Machine learning could improve tissue model purity
Researchers have developed a novel method for producing lung cells in vitro using machine learning. The creators of the artificial intelligence technique believe their work will improve models of lung disease and laboratory testing of treatments.
The collaboration between the Center for Regenerative Medicine (CReM) at Boston University and the Carnegie Mellon University (CMU), both US, highlighted that treating induced pluripotent stem cells (iPSCs) with growth factors can result in an impure collection of target cells that do not retain the characteristics of the target cell for prolonged periods of time.
“Therefore, we developed a combination of techniques that examines the gene expression of thousands of single cells combined with DNA barcoding of each individual cell and machine learning to build up a dynamic picture of what factors favour cells that go on to be lung cells in our system. Using this knowledge we were able to improve our methods for generating lung cells so that we can now create more relevant cells that keep their cell identity in a dish for more than one year,” explained Dr Killian Hurley, researcher at the Royal College of Surgeons in Ireland and study co-author.
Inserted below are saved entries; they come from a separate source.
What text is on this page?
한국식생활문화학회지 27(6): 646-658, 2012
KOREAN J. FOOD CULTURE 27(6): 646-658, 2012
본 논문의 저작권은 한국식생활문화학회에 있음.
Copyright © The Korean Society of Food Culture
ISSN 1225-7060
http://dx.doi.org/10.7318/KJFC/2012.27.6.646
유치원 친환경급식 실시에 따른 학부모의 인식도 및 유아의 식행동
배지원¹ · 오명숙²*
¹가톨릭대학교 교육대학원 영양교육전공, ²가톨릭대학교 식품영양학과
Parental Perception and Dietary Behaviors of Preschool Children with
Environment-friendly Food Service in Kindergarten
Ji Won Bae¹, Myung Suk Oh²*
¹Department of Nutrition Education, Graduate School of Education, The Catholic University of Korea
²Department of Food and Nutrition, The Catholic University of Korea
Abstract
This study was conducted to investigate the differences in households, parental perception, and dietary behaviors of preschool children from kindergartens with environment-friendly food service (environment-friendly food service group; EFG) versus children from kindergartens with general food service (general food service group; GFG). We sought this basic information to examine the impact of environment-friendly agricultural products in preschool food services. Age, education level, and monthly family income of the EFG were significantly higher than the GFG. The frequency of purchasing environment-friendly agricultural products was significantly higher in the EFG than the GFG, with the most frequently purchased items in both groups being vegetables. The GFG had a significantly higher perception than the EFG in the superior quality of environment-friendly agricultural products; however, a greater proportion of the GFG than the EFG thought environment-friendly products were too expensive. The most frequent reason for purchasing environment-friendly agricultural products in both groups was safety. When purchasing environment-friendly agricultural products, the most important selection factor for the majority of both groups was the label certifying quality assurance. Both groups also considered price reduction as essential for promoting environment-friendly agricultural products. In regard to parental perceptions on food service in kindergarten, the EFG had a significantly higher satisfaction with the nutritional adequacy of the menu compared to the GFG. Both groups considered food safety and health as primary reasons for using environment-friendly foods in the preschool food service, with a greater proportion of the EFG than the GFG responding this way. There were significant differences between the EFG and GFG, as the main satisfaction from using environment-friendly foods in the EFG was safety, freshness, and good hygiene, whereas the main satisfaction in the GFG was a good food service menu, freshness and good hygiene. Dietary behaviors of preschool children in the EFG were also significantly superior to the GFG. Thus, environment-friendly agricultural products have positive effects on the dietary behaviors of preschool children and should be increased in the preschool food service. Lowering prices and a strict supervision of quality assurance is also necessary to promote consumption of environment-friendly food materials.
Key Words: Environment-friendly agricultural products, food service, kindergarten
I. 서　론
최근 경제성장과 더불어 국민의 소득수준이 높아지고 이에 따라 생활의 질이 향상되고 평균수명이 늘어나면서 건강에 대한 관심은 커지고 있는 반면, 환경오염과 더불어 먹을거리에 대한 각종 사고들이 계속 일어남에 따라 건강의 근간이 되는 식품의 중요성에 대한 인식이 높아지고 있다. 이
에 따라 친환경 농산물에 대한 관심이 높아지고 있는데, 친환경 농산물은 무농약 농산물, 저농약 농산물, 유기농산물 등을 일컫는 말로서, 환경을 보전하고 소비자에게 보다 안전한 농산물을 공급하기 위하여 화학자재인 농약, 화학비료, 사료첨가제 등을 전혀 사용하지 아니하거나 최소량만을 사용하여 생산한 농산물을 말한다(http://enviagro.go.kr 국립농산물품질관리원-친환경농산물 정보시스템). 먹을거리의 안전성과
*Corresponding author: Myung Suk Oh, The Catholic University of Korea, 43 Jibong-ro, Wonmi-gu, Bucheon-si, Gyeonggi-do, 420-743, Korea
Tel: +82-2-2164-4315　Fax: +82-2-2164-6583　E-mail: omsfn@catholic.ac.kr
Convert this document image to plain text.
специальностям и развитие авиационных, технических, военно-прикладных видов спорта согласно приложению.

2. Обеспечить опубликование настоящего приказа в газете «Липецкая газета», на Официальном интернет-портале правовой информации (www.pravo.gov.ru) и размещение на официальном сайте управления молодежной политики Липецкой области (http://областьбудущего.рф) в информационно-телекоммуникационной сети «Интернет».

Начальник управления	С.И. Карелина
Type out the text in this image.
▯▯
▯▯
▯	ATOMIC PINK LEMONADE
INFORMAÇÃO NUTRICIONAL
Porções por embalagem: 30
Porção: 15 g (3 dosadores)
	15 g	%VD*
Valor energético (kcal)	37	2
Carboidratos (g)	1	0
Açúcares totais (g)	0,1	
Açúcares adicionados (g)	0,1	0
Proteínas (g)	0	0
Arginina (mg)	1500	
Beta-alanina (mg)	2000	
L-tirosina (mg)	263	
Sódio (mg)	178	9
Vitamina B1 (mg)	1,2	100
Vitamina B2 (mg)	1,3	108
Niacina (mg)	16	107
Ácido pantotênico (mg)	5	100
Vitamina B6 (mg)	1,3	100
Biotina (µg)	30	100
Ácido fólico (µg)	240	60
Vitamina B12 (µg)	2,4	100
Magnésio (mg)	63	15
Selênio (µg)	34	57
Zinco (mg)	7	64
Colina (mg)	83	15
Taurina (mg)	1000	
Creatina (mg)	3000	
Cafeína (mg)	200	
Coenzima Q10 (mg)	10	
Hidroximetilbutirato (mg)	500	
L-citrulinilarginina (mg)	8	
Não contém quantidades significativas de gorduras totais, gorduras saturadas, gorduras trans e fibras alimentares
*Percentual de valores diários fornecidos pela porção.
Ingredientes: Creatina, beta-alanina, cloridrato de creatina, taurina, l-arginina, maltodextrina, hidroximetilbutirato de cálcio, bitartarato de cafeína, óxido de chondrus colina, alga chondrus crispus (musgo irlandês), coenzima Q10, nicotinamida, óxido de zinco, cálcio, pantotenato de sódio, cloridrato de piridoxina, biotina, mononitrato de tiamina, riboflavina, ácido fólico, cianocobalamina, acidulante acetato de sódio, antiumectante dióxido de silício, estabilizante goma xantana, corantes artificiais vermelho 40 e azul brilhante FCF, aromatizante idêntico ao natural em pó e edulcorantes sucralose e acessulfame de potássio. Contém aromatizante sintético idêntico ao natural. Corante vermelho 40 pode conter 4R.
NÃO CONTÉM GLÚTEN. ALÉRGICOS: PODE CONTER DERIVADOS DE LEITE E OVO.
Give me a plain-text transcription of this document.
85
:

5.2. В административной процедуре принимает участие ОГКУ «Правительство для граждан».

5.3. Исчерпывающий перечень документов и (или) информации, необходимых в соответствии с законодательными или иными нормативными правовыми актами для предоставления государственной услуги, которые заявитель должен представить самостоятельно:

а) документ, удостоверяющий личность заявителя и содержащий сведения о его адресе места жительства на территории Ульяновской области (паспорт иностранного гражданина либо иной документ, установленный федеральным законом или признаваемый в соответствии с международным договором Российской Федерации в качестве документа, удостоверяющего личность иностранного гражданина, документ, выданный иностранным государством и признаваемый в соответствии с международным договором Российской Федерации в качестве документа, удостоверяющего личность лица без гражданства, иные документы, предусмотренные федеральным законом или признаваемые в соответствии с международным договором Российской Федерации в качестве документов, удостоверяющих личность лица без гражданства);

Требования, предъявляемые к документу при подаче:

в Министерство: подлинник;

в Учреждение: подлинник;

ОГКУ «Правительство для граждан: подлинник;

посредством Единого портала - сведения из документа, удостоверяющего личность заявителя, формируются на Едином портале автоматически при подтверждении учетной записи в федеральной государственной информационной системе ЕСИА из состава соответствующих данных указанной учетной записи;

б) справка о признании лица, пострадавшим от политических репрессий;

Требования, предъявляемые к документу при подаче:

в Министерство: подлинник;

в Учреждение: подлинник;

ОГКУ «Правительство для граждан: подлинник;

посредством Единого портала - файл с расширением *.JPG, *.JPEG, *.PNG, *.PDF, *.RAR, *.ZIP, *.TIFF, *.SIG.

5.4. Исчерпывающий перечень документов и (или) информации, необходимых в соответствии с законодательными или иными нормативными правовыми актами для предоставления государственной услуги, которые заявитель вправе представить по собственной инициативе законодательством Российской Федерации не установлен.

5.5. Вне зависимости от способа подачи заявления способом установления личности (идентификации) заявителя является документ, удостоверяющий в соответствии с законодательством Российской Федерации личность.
The researchers hope the technique will lead to advances in treatments for idiopathic pulmonary fibrosis, chronic obstructive pulmonary disease (COPD), alpha-1 antitrypsin deficiency and neonatal respiratory distress or early-onset interstitial lung disease.
“The machine learning methods we developed for this study can also be applied to studies of other tissues and organs,” said Dr Jun Ding, a post-doctoral fellow at CMU. “We hope that our newly developed techniques for generating a pure, unlimited supply of cells using patients-derived stem cells can make possible new treatments or cures for diseases.”
Co-corresponding author Dr Darrell Kotton, David C. Seldin Professor of Medicine and Director at CReM, added: “The key hurdle to understanding what goes wrong with an individual patient’s lung cells has been our inability to access those cells or to grow them in the laboratory. This approach allows us to now engineer from any individual patient those very finicky cells and to introduce bar codes into those cells that allow us to track and understand each cell and all their progeny over time in the laboratory dish. The result is an inexhaustible source of new lung cells that can be prepared from any patient of any age.”